Fig. 6: Forest plot of SUPERNOVA observed efficacy versus PROVENT ToP model predicted efficacy based on SUPERNOVA data.

*Observed efficacy was defined based on planned intervention as 100(1 – relative risk) (%) of sipavibart versus comparator, where relative risk and two-sided 95% CI were evaluated with Poisson regression with robust variance, which includes treatment and randomisation stratification factors as covariates and adjusted follow-up time. Randomisation stratification factors were COVID-19 vaccination status within 6 months before randomisation (Yes or No), SARS-CoV-2 infection within 6 months before randomisation (Yes or No), and tixagevimab–cilgavimab use within 12 months before randomisation (Yes or No). ^†When events are not present in at least one arm, an exact approach is followed and 97.5% two-sided CI presented¹⁰. ^‡The PROVENT ToP model estimates and covariance parameter estimates were used to predict efficacy (%) and two-sided 95% CI based on actual intervention through evaluating average nAb ID₅₀ titres over 90 days or 180 days post any dose according to the timepoint. For the overall endpoint, average prevalence-adjusted nAb ID₅₀ titres were considered after mapping GISAID prevalence data to at-risk participants for variants with ≥5% prevalence. For matched non-F456L and XBB+ subvariant endpoints a similar approach was followed with exclusion of F456X variants (which are otherwise assumed an IC₅₀ of 1000), and inclusion of only XBB subvariants based on hedgehog variants that included a XBB Pango lineage, respectively. Daily serum mAb concentrations estimated from population pharmacokinetics were used to predict nAb ID₅₀ titres in at-risk participants based on IC₅₀ of 3.8, 83.1, and 1000 ng/mL for BA.2.86, JN.1 subvariant analyses and variants with F456L mutations, respectively. The comparator group includes participants who received tixagevimab–cilgavimab followed by placebo and those who received two doses of placebo.

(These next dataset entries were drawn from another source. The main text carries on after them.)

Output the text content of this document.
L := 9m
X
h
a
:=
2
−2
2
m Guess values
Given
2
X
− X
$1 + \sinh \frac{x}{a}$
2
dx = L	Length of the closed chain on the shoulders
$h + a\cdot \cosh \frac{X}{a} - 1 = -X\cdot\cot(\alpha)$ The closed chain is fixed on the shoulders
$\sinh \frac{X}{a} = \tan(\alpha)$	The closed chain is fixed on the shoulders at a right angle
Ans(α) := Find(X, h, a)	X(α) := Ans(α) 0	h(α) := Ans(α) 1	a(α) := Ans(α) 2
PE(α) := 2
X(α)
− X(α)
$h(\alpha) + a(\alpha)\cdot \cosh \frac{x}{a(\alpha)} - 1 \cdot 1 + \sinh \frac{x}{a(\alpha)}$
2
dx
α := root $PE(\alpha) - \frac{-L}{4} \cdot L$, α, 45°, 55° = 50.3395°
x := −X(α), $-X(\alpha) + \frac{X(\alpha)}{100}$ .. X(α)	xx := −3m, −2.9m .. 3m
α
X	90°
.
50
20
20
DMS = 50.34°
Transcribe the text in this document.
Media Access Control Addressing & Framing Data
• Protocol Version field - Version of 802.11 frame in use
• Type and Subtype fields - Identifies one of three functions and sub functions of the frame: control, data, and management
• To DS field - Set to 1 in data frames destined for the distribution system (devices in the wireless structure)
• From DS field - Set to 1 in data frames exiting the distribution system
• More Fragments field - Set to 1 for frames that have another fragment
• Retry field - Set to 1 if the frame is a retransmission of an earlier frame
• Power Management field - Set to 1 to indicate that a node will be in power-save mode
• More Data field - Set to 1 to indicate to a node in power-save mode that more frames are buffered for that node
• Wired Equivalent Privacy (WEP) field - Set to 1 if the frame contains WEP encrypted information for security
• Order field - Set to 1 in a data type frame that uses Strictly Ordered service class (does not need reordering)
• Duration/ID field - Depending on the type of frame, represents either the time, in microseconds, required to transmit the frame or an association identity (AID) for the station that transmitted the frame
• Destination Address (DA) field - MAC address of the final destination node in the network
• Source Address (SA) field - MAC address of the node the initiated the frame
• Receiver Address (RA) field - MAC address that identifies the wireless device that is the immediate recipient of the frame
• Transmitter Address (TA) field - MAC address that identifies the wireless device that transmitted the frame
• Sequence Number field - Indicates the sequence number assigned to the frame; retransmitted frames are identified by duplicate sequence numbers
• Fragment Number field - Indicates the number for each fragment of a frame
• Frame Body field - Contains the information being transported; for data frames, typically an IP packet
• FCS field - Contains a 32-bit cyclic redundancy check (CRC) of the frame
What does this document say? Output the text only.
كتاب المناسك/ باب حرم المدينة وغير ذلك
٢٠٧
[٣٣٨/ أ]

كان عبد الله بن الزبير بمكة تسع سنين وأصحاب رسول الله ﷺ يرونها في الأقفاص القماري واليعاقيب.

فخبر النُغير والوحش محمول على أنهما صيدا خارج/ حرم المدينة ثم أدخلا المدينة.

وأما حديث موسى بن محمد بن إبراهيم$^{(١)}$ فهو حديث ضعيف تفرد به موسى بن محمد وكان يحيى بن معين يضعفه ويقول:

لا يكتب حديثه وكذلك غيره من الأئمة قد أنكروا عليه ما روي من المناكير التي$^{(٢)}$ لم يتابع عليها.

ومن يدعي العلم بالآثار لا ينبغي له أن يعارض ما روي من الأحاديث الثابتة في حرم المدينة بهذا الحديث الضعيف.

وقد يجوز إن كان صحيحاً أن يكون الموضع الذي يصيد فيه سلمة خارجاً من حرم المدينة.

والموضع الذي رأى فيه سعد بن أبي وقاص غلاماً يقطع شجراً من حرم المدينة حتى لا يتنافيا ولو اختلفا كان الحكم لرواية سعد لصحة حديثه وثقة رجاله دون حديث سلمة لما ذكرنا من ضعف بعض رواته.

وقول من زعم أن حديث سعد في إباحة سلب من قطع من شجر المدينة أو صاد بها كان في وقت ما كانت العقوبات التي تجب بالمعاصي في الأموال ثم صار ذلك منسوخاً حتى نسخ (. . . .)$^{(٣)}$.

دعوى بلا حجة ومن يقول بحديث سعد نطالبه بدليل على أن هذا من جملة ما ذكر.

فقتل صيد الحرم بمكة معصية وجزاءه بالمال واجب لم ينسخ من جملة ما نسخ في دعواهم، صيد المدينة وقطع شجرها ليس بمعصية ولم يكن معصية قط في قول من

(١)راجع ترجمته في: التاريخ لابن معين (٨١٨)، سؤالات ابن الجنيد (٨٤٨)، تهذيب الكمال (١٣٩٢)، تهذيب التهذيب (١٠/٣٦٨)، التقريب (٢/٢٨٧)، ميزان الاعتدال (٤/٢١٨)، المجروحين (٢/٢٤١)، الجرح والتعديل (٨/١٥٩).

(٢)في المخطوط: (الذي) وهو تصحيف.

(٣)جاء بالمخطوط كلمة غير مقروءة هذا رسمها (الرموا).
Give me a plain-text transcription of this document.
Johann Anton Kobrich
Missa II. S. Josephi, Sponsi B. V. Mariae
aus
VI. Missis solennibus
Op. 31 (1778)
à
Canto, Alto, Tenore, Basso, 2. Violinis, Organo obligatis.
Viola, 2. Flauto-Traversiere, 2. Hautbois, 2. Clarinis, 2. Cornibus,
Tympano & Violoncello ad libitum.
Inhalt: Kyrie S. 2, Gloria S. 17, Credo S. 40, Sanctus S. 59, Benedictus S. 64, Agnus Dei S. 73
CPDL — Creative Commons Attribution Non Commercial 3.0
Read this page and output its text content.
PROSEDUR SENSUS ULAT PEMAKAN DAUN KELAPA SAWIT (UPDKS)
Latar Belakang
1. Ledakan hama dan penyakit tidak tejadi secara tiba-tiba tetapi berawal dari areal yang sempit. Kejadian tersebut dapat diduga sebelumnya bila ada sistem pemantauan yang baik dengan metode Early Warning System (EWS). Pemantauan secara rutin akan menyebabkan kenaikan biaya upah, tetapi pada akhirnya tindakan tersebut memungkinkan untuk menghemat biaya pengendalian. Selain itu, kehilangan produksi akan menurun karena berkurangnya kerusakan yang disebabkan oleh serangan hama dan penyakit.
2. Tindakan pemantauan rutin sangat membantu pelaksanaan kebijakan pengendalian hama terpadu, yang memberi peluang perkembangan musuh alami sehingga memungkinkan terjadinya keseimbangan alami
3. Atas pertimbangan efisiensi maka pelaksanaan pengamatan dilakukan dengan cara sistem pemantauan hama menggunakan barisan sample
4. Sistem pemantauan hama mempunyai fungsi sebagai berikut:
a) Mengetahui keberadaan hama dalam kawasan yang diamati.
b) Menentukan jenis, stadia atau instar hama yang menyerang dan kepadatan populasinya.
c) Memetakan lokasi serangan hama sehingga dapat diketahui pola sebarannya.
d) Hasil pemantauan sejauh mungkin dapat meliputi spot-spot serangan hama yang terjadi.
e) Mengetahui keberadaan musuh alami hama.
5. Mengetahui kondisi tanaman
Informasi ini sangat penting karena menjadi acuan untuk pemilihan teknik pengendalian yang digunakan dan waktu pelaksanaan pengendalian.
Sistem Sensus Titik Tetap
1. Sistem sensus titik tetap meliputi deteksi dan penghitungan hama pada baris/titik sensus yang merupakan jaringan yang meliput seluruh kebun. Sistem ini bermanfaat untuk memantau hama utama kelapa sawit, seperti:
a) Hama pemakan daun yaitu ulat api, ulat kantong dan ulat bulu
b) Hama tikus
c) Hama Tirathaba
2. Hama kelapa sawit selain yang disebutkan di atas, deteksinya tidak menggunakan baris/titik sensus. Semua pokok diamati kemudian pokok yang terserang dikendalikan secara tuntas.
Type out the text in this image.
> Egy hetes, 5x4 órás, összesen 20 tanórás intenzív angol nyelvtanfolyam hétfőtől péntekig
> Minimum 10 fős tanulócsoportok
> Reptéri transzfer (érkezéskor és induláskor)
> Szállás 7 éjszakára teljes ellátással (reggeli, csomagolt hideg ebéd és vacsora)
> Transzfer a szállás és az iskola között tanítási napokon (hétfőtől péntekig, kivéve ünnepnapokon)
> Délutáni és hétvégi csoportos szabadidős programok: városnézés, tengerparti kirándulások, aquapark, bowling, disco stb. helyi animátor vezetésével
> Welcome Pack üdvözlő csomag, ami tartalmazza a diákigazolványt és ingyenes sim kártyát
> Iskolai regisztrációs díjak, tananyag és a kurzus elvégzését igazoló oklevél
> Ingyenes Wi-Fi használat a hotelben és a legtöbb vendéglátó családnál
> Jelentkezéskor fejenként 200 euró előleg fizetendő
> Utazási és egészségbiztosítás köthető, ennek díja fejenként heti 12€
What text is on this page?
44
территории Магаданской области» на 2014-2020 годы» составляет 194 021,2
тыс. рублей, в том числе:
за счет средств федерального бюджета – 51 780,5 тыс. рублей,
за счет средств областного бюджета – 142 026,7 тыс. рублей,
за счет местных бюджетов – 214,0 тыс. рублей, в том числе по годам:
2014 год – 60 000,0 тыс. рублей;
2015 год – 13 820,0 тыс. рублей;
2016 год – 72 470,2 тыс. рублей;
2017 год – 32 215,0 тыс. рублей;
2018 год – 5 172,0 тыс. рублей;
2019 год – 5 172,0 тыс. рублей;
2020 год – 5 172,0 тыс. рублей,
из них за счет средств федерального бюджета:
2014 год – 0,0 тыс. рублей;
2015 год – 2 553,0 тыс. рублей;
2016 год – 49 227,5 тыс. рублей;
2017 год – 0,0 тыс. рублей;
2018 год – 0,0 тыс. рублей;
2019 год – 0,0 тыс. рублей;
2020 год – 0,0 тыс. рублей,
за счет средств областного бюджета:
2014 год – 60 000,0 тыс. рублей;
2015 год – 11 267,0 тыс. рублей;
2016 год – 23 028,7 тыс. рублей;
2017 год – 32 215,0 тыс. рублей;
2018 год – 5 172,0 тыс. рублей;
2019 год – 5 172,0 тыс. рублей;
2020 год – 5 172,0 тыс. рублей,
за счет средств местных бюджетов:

CI confidence interval, COVID-19 coronavirus disease 2019, IC₅₀ 50% inhibitory concentration, ID₅₀ 50% inhibitory dilution, GISAID Global Initiative on Sharing All Influenza Data, mAb monoclonal antibody, nAb neutralising antibody, N is the number of participants in the full analysis set without a positive RT-PCR test for SARS-CoV-2 at baseline by planned intervention, n is the number of participants with SARS-CoV-2 events for each endpoint by planned intervention, RT-PCR, reverse transcription-polymerase chain reaction, SARS-CoV-2 severe acute respiratory syndrome coronavirus 2, ToP threshold of protection.